Les résidents plus âgés n’osent plus quitter leur domicile, a déclaré à BZ le conseiller d’arrondissement Nico Kaufmann (SPD). Les enfants sont couverts d’ampoules. Selon les résidents locaux, ils ne peuvent désormais passer la journée qu’avec des pilules de cortisone.
Le danger vient des poils fins et urticants de la chenille processionnaire du chêne. Ces cheveux contiennent la protéine thauméthopoïe. Ils peuvent facilement se détacher et se propager avec le vent. Ils sont extrêmement petits, barbelés et, au contact, pénètrent dans la peau, les yeux ou les voies respiratoires. Ils y provoquent des irritations mécaniques et des réactions allergiques, telles que des démangeaisons intenses, des éruptions cutanées, des conjonctivites ou des difficultés respiratoires.
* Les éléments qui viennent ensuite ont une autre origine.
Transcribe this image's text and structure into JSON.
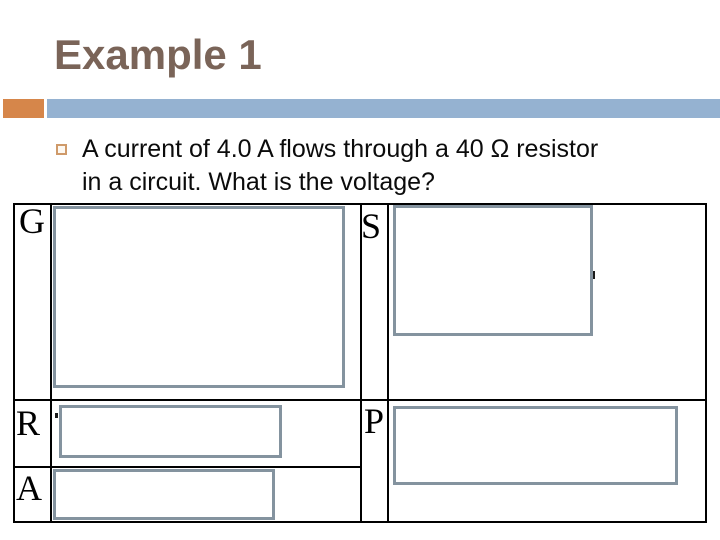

Un problème particulier est que les poils restent actifs dans les anciens nids longtemps après le départ des chenilles et continuent donc de représenter un danger.
Les autorités sanitaires n’interviennent pas car les chenilles ne sont pas classées parmi les ravageurs classiques comme les rats. En outre, l’Office de la protection des végétaux interdit l’utilisation de biocides à leur encontre. En conséquence, les autorités n’ont pas réussi à combattre les chenilles à temps l’année dernière.
Les voisins ont lancé une pétition. Ils réclament un plan de protection contraignant pour Jungfernheide et tout Berlin.